Osmanlı'nın yirmi dördüncü padişahı olan Sultan I. Mahmud, 2 Ağustos 1696 günü, İstanbul'da doğdu. 24 yıl boyunca tahtta kalan; zeki, anlayışlı, lütufkâr ve merhametli bir hükümdar olarak bilinir. Tarih, edebiyat ve şiirle uğraştı. Yazdığı Türkçe ve Arapça şiirlerde annesinin ismi olan "Sebkati" mahlasını kullandı. "Sebkati" mahlası ile şiirler yazmış olan padişah, ilim, sanat, edebiyat meclislerindeki toplantılara katılırdı. Lale yetiştirmeye ve satranç oynamaya meraklı olan I. Mahmud, hilalci, mühür kazıcısı ve kuyumcudur. Osmanlı Devleti'ndeki ilk madalya I. Mahmud döneminde çıkarıldı. Ayasofya, Fatih Süleymaniye camileri ve Galata Sarayı'nda kütüphaneler yaptırmıştı. Çok iyi derecede de keman çalıyordu. Aynı zamanda iyi bir tamburi ve iyi bir bestekârdı. Bilinen sekiz peşrevi ve iki saz semaisi bulunur. 1754 yılında, bir cuma günü namazdan dönerken at sırtında 58 yaşında vefat etti.

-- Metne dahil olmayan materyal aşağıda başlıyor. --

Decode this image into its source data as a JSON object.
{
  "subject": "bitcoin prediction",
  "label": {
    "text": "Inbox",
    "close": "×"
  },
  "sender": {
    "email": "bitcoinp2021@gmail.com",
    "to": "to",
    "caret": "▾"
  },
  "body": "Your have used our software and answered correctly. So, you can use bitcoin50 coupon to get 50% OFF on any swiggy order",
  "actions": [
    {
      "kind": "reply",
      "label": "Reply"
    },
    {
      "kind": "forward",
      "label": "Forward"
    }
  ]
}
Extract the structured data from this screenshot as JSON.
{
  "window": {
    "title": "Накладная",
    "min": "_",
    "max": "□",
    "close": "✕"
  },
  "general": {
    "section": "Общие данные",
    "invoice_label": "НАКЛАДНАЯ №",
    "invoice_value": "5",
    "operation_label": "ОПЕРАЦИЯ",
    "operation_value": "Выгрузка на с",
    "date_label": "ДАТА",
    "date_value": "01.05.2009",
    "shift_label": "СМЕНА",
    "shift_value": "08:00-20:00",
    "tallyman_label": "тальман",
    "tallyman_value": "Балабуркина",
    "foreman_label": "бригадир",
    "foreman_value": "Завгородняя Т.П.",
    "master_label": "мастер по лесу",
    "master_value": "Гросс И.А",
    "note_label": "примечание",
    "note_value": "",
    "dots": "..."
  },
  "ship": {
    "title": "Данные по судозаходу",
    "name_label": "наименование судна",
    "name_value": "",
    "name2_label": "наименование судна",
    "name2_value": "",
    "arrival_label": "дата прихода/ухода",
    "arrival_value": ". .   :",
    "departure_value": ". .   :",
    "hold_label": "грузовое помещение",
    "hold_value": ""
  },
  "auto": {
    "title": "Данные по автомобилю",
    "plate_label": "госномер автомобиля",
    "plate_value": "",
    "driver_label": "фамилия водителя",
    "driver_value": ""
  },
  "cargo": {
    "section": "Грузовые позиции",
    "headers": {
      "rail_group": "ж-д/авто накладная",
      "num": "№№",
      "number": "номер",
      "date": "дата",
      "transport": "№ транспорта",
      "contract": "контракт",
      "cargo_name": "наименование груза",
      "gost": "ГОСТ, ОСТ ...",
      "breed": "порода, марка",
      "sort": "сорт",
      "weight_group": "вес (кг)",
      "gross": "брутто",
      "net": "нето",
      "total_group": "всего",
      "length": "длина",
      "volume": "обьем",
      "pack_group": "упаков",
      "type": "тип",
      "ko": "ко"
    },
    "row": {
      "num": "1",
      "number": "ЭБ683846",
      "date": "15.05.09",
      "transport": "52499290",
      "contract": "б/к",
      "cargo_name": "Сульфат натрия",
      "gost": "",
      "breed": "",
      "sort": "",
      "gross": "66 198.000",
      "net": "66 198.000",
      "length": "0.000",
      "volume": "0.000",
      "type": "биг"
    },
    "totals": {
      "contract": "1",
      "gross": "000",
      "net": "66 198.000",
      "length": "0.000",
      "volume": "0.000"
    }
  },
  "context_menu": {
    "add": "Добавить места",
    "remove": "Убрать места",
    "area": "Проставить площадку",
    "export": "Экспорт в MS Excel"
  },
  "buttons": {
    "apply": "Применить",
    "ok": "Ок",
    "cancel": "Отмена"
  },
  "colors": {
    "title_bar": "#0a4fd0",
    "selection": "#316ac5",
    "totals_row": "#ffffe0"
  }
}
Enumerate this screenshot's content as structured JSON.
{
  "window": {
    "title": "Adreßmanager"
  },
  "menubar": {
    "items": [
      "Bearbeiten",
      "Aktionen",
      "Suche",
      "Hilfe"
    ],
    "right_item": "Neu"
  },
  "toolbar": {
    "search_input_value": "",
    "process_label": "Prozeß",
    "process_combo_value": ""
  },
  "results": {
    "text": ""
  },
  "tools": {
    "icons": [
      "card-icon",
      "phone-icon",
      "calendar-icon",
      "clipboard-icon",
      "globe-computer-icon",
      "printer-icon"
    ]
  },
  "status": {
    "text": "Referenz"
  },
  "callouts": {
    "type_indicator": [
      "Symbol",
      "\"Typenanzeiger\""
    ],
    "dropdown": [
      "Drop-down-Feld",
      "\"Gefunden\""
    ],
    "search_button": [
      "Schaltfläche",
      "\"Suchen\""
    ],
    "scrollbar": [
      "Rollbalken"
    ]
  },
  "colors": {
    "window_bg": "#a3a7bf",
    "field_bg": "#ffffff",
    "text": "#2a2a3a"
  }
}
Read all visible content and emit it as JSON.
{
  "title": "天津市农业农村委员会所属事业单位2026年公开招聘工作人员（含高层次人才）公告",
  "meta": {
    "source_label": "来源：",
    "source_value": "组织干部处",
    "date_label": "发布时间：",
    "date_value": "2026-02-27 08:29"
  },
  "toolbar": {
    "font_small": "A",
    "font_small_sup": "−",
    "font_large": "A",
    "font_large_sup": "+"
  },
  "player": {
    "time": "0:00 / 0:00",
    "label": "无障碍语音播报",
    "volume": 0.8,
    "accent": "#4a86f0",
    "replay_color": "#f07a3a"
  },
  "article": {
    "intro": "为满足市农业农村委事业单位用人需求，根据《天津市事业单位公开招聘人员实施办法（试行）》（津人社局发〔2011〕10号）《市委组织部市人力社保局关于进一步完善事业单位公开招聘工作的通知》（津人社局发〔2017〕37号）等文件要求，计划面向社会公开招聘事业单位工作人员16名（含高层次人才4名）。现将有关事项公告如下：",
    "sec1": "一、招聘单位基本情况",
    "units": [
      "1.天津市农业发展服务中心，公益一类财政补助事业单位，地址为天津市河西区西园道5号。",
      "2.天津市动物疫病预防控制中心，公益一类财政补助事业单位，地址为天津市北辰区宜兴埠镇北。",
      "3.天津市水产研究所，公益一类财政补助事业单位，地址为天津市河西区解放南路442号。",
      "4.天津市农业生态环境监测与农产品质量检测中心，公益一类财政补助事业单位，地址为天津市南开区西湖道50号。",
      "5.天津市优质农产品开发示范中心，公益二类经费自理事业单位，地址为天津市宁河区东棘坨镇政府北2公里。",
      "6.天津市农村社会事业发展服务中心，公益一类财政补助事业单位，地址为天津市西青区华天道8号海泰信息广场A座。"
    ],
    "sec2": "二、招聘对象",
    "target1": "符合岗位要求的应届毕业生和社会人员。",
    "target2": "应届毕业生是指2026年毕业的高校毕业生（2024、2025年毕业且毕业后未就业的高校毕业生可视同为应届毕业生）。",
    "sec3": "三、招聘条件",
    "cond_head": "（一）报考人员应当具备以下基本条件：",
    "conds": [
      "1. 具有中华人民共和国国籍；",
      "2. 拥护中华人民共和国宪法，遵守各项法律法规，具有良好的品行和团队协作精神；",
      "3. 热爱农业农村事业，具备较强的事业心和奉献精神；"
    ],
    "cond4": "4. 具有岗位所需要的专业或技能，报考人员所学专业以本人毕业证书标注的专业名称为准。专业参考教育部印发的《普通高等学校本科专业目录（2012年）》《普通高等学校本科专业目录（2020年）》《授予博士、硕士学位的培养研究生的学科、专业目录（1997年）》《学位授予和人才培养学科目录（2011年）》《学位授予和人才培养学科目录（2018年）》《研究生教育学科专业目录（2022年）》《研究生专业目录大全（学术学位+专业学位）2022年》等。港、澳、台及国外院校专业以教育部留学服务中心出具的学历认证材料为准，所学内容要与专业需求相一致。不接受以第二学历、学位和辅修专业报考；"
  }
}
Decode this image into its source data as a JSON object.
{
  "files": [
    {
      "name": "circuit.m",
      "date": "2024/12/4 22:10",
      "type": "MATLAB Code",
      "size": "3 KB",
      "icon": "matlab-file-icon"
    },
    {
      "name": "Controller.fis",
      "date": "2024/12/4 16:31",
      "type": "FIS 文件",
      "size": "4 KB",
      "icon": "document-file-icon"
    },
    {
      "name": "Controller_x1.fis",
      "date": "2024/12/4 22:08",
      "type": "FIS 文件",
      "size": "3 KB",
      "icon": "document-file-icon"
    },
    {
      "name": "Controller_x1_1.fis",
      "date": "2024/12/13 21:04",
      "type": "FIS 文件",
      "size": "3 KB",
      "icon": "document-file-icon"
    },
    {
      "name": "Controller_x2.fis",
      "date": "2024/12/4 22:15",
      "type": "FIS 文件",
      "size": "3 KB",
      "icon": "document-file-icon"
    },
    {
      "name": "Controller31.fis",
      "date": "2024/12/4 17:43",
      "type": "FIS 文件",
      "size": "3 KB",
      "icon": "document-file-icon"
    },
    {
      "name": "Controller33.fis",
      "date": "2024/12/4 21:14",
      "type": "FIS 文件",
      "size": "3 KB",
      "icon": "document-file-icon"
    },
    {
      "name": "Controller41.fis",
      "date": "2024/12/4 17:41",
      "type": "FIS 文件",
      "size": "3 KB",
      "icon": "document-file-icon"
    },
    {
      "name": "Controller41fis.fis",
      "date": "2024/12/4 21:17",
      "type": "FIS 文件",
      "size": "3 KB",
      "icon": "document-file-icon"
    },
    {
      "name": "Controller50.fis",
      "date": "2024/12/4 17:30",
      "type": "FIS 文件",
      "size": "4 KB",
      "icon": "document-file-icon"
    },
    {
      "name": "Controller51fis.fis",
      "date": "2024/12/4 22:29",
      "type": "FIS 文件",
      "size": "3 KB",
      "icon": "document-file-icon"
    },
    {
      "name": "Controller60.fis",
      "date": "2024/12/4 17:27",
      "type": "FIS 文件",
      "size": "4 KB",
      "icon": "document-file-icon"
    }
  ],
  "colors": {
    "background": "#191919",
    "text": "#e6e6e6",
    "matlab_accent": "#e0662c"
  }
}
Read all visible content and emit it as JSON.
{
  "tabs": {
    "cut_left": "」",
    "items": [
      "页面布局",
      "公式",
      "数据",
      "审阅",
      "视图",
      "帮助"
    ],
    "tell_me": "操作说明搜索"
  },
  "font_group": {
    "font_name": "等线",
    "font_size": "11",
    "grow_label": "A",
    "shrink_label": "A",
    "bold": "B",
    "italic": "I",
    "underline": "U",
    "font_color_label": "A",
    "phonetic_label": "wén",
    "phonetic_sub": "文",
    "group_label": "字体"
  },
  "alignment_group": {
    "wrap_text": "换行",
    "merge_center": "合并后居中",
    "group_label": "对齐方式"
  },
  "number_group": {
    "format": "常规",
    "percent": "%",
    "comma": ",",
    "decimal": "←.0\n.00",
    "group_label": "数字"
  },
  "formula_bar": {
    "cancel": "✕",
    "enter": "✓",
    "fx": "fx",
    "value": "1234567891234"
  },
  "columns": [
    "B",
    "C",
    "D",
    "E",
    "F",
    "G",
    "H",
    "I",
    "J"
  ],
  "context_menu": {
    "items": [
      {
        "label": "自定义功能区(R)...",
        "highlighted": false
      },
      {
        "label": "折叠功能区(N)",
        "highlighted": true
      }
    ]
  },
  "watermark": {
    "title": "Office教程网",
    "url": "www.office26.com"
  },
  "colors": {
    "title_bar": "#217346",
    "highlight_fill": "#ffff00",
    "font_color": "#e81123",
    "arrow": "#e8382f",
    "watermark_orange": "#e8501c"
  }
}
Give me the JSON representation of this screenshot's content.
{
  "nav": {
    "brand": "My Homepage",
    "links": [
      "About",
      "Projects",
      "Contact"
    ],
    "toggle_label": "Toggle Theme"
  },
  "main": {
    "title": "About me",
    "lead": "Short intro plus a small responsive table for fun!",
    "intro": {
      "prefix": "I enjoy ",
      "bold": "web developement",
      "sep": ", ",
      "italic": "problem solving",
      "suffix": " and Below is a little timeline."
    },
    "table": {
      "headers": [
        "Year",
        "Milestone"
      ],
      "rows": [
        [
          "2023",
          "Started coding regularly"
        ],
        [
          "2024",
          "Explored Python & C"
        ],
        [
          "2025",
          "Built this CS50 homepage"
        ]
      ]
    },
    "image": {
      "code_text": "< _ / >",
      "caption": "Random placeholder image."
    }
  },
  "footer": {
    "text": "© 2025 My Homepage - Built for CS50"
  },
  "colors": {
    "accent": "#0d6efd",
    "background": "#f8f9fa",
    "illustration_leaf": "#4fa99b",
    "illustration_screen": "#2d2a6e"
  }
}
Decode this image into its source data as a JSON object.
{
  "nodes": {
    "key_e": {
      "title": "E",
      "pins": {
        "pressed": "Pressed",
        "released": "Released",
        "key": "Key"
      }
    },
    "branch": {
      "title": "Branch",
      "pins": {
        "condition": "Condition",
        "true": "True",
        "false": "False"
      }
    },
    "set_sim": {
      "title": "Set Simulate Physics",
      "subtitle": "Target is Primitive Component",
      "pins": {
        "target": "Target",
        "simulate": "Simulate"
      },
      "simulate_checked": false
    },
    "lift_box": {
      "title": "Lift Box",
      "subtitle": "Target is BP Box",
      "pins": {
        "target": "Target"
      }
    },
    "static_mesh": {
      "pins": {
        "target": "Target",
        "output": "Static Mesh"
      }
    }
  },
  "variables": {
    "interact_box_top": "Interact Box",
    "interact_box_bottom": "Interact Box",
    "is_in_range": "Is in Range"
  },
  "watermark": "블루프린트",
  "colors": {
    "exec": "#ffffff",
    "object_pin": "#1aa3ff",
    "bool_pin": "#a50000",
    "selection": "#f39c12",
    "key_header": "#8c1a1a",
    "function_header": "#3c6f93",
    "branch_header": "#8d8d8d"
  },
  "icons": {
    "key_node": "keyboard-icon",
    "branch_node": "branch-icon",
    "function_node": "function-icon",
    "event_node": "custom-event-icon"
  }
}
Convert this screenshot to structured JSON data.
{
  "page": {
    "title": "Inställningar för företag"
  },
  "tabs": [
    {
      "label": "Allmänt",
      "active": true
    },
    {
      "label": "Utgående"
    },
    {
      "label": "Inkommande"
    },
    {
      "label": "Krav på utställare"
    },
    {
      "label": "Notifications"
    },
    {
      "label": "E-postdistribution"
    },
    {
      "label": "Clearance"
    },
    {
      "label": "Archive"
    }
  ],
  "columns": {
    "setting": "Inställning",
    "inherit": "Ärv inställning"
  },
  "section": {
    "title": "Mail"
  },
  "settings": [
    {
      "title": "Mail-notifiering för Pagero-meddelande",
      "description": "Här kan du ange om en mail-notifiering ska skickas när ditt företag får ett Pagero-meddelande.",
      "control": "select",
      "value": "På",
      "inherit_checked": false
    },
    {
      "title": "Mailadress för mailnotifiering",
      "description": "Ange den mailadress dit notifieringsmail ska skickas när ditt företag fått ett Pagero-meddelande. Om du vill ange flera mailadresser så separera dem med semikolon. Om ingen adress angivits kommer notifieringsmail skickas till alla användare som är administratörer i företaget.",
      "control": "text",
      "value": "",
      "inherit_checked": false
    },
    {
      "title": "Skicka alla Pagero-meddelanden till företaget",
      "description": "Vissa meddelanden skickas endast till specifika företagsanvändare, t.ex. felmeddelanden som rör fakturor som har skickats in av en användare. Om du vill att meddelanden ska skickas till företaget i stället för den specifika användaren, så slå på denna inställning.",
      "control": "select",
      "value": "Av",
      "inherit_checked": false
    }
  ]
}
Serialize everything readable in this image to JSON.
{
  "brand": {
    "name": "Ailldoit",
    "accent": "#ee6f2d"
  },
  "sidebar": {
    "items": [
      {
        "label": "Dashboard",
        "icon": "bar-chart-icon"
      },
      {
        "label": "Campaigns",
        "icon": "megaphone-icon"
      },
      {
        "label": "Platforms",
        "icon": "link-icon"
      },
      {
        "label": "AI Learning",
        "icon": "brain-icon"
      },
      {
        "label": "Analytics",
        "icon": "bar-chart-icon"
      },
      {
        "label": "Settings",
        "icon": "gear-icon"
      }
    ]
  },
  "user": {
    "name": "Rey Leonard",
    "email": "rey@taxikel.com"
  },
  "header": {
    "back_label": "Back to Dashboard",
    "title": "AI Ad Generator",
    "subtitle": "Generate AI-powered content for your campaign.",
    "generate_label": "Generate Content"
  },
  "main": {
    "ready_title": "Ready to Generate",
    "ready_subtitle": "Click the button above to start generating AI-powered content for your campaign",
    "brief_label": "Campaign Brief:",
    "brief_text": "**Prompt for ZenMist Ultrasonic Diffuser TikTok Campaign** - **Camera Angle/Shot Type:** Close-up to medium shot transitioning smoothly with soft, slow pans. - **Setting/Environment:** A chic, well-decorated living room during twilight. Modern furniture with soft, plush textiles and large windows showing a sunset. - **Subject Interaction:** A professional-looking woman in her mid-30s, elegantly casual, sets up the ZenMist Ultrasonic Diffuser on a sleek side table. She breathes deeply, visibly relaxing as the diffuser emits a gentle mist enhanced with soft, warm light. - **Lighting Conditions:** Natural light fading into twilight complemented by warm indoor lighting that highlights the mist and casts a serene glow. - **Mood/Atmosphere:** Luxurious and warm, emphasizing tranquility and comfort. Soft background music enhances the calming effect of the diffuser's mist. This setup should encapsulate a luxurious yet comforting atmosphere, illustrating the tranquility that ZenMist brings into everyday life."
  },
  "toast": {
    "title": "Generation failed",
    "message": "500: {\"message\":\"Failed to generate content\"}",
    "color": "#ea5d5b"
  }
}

Yirmi beşinci padişah olarak Osmanlı tahtına geçen Sultan III. Osman, 2 Ocak 1699 günü, İstanbul'da doğdu. Padişahlık dönemi öncesinde elli bir sene boyunca Topkapı Sarayı'nda Şehzadegan Dairesi'ne kapatıldı. Burada iyi bir eğitim almış ve kendini yetiştirdi. Çabuk sinirlenen ve kızgın bir karaktere sahip olduğu bilinen padişahtan kaynaklarda aynı zamanda merhamet sahibi biri olduğu şeklinde bahsedilir. Sultan III. Osman, hükümdarlığı boyunca yalan ve rüşvetle mücadele etmiş, rüşvetçi ve yalancıları hiçbir şekilde affetmemiştir. Kadınların dikkat çekici kıyafetlerle sokağa çıkmalarını yasaklamış olan padişahın kadınlara iltifat etmediği rivayet edilir. Padişahın boş zamanlarında marangozlukla uğraştığı bilinir. 30 Ekim 1757'de vücudunda çıkan bir çıbanın verdiği hastalıkla vefat etti. Cenazesi, Yeni Cami'de Sultan Birinci Mahmud'un yanına defnedildi.